KCWC-FM
- Riverton, Wyoming; United States;
- Frequency: 88.1 MHz

Programming
- Format: Contemporary hit radio

Ownership
- Owner: Central Wyoming College

History
- First air date: October 7, 1974

Technical information
- Licensing authority: FCC
- Facility ID: 10030
- Class: C2
- ERP: 3,000 watts
- HAAT: 442 meters (1,450 ft)
- Transmitter coordinates: 42°34′58.8″N 108°42′38.4″W﻿ / ﻿42.583000°N 108.710667°W
- Translator: 102.3 K272BI (Mountain View)

Links
- Public license information: Public file; LMS;
- Webcast: Listen live
- Website: cwc.edu/radio

= KCWC-FM =

KCWC-FM (88.1 FM) is a radio station broadcasting a contemporary hit radio format. Licensed to Riverton, Wyoming, United States, the station is owned by Central Wyoming College.

==History==
The station went on the air as KCWC-FM on October 7, 1974. The transmitter was located on the science building on the campus of Central Wyoming College. It was initially only broadcasting with 10 watts. In 1977 the station moved its transmitter and increased its power to 3,000 watts.

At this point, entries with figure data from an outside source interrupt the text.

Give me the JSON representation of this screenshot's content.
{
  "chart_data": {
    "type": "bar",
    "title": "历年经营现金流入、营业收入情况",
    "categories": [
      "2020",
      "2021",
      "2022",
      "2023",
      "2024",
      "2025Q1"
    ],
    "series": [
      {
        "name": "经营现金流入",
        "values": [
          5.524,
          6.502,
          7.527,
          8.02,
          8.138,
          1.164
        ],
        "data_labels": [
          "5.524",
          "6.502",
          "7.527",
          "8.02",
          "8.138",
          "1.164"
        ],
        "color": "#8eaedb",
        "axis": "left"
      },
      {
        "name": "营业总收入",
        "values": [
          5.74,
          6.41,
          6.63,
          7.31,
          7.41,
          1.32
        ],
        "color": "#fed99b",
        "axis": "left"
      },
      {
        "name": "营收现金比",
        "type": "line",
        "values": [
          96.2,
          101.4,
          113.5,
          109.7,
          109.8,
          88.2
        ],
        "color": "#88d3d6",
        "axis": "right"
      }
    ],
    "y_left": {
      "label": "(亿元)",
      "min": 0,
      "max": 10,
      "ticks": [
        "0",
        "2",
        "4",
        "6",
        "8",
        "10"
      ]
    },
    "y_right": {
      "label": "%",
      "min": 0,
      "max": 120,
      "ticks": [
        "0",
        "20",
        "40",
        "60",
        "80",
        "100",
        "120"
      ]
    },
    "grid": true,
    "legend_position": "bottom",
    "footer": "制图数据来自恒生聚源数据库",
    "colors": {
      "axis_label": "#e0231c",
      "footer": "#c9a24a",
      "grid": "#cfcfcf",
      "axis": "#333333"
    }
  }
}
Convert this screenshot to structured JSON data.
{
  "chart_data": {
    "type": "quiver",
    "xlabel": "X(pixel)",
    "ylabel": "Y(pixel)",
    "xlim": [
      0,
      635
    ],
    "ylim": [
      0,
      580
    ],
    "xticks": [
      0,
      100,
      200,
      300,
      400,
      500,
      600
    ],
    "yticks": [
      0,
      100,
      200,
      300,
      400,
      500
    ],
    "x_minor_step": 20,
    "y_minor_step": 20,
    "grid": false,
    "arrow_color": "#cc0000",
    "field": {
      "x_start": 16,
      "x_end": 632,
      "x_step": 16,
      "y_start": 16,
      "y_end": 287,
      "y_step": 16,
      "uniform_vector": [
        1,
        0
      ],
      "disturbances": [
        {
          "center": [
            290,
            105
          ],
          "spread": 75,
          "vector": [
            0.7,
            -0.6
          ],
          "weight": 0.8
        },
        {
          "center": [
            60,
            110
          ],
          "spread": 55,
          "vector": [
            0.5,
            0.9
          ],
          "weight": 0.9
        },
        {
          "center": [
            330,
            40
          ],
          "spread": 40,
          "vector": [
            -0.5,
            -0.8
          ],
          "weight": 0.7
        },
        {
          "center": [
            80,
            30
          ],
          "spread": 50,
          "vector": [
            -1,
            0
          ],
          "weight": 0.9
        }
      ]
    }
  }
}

In 1982, the station again moved its transmitter and increased its height above the average terrain, allowing it to be heard farther.

In January 2009, the name of the station, as well as its format, were changed. KCWC-FM became "Rustler Radio", with a Top 40/contemporary hits sound instead of its previous jazz/adult alternative format.

The station is non-commercial and frequently does public service announcements, many of which are produced by its live on air DJs and student employees. Students at the school can take classes regarding KCWC, which allows them to create their own shows and learn the day-to-day operations of radio broadcasting.

KCWC-FM shares facilities with Wyoming PBS on the campus of Central Wyoming College.
KCWC-FM has been nominated for awards in the past, and was considered one of the most listed to radio stations in Fremont County.

The station has a translator, K272BI, broadcasting to Mountain View, Wyoming, on 102.5 FM.